Choose your words carefully – and win!

I had the misfortune to stay recently at a Holiday Inn in Germany that was an abject lesson in mediocrity. Despite the best efforts of the staff (whose English was thankfully far better than my very rusty German), everything about the place was just plain ordinary – dull, uninspired, dated. It was as if all of the right components were present – but with no flair, no imagination, no passion.

That in itself feels like a blog entry – in my previous sentence, I could just have been describing so many sales proposals. But that wasn’t actually what I wanted to discuss!

See, I’d just eaten a decidely average main course at dinner – Wiener Schnitzel, which is quite hard to do as badly as they had – when the waitress handed me the menu. And there, to my excitement, was a wonderful-sounding dessert:

Weisse Schokoladen Ravioli Gefullt mit Rhabarber Und Weissem Portweineis.

(That’s ‘white chocolate ravioli filled with rhubarb and white port wine ice cream’, for readers who share my limited linguistic ability).

So: there’s rhubarb. That’s guaranteed to prick my interest. (Want to sell Jon a dish in a restaurant? Put something on the menu with rhubarb, gooseberry or rabbit. Just not on the same plate!)

White chocolate, too? Wow! A clever ice cream? Hey, I spend hours experimenting with my ice cream maker at home, trying to create new fand often offbeat lavours. Presented in a format that sounded intriguing (’ravioli’ – how would that work, then?)

You can guess what it was like – a tragically-misguided, astoundingly inept waste of good ingredients. Truly, awesomely, astonishingly bad. And – here’s the thing – I was actually disappointed, as if the warning signs hadn’t all been screaming at me.

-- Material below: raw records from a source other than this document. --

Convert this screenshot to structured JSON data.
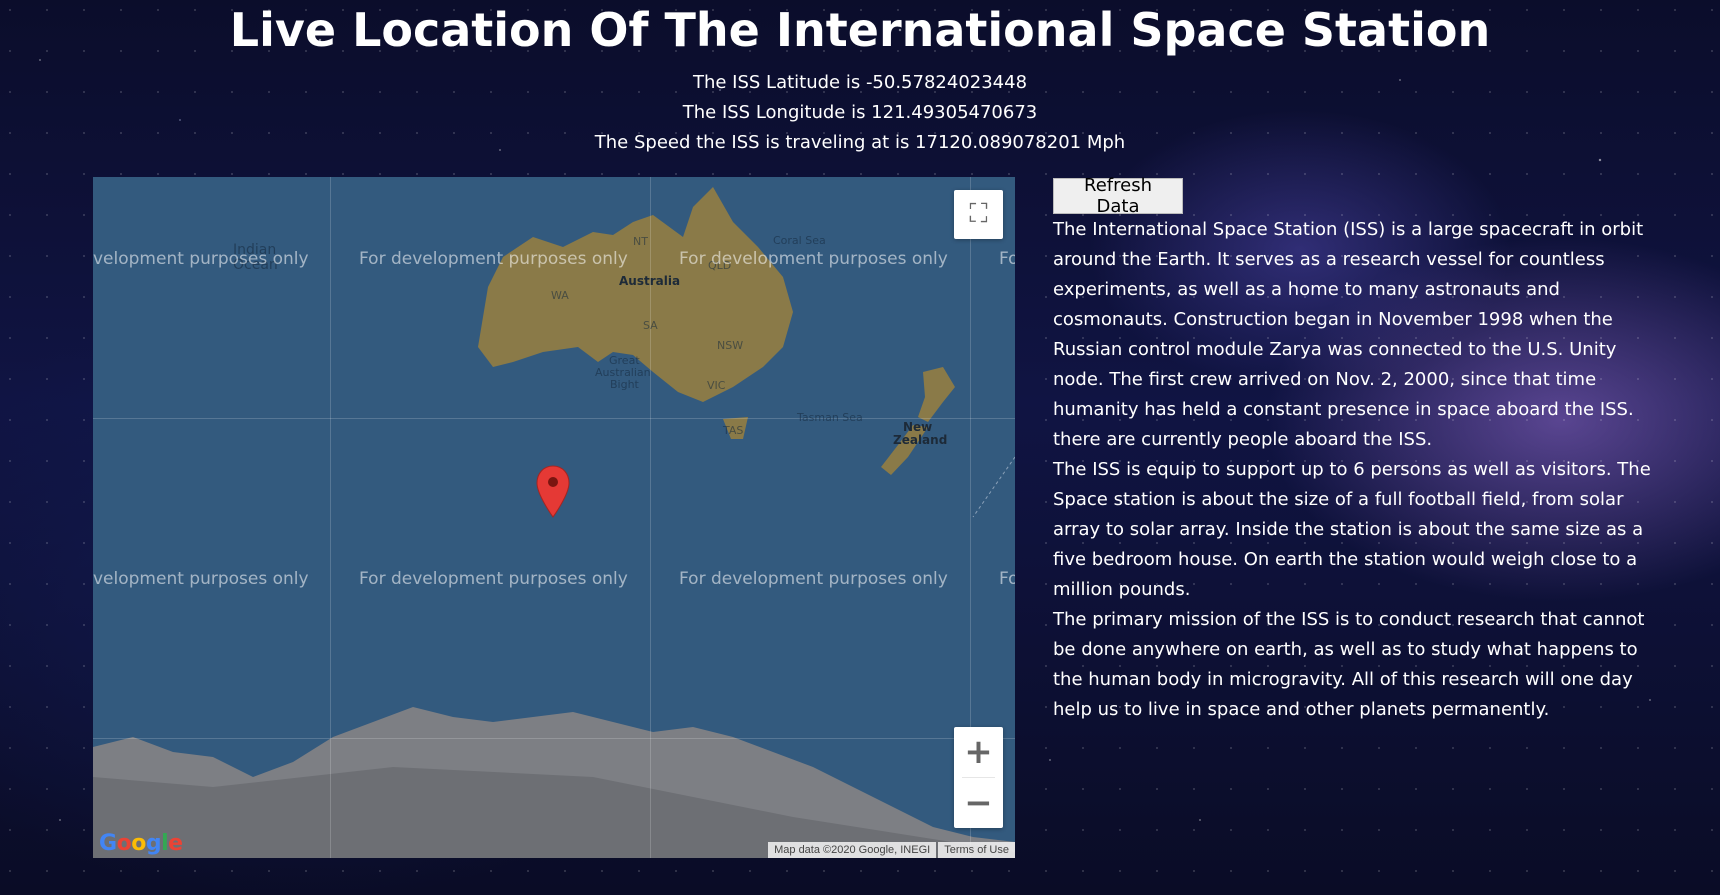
{
  "page": {
    "title": "Live Location Of The International Space Station",
    "latitude_text": "The ISS Latitude is -50.57824023448",
    "longitude_text": "The ISS Longitude is 121.49305470673",
    "speed_text": "The Speed the ISS is traveling at is 17120.089078201 Mph"
  },
  "map": {
    "watermark": "For development purposes only",
    "watermark_cut_left": "velopment purposes only",
    "watermark_cut_right": "Fo",
    "labels": {
      "indian_ocean_1": "Indian",
      "indian_ocean_2": "Ocean",
      "australia": "Australia",
      "nt": "NT",
      "wa": "WA",
      "sa": "SA",
      "qld": "QLD",
      "nsw": "NSW",
      "vic": "VIC",
      "tas": "TAS",
      "coral_sea": "Coral Sea",
      "tasman_sea": "Tasman Sea",
      "new_zealand_1": "New",
      "new_zealand_2": "Zealand",
      "great_bight_1": "Great",
      "great_bight_2": "Australian",
      "great_bight_3": "Bight"
    },
    "zoom_in": "+",
    "zoom_out": "−",
    "fullscreen_icon": "⛶",
    "logo": "Google",
    "attribution": "Map data ©2020 Google, INEGI",
    "terms": "Terms of Use"
  },
  "refresh_button": "Refresh Data",
  "description": [
    "The International Space Station (ISS) is a large spacecraft in orbit around the Earth. It serves as a research vessel for countless experiments, as well as a home to many astronauts and cosmonauts. Construction began in November 1998 when the Russian control module Zarya was connected to the U.S. Unity node. The first crew arrived on Nov. 2, 2000, since that time humanity has held a constant presence in space aboard the ISS.",
    "there are currently people aboard the ISS.",
    "The ISS is equip to support up to 6 persons as well as visitors. The Space station is about the size of a full football field, from solar array to solar array. Inside the station is about the same size as a five bedroom house. On earth the station would weigh close to a million pounds.",
    "The primary mission of the ISS is to conduct research that cannot be done anywhere on earth, as well as to study what happens to the human body in microgravity. All of this research will one day help us to live in space and other planets permanently."
  ],
  "colors": {
    "ocean": "#335a7e",
    "land": "#8a7a48",
    "antarctica": "#7d7f84",
    "marker": "#e53935"
  }
}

Now I’m not an inexperienced purchaser – in restaurants, as well as in the world of work. Yet I’d still gone ahead and placed the order. in spite of my suspicions that it was too good to be true, In spite of the fact that it was priced at about £5 – for which any European restaurant will struggle to do anything clever, but which kept the total cost of my meal within my customer’s rather parsimonious budget.

So maybe there’s hope for proposal folks working in companies whose solutions really aren’t market leading. Choose your words carefully; hit the customer’s hot buttons; pitch the offer at an attractive price – and you might just win. Hey, the customer will be disappointed, and won’t come back (I picked up a sandwich and a chocolate bar at the nearby station on the second night of my stay), but you’ll have won the business and pocketed the revenue.

Am I sounding cynical, perchance?

This article was written by Jon and filed under Musings. If you found it useful, you can with others. To receive automatic updates, subscribe to The Proposal Guys via RSS or Email.

4 Comments »

  • Sarah says:

    Hi Jon,
    was this, we last met, in Stuttgart?
    Hope you will have better food next time you are there. Can recommend you a very nice and good italian restaurant nearby the campus.

    I hope you are fine.

    Cheers Sarah

  • How would you have reacted if you had originally seen the dessert description in English? I wonder if the fact that the dessert was described in a foreign language made it sound even more attractive.

    I live in southern California, and I used to work at a company that had a large warehouse with a large Latino/Latina staff. Much of the written communication was in Spanish, and it was there that I ran across the word “basura.” A beautiful word when it rolls off the tongue, but not so beautiful once you learn what it means (trash).

    • Jon says:

      I love the comment about ‘basura’ = ‘trash’. Isn’t Spanish a beautiful language?

      I’m not sure the fact that it was in German held any sway – it was the exotic combination of ingredients rather than words that attracted me. How wrong can one be?!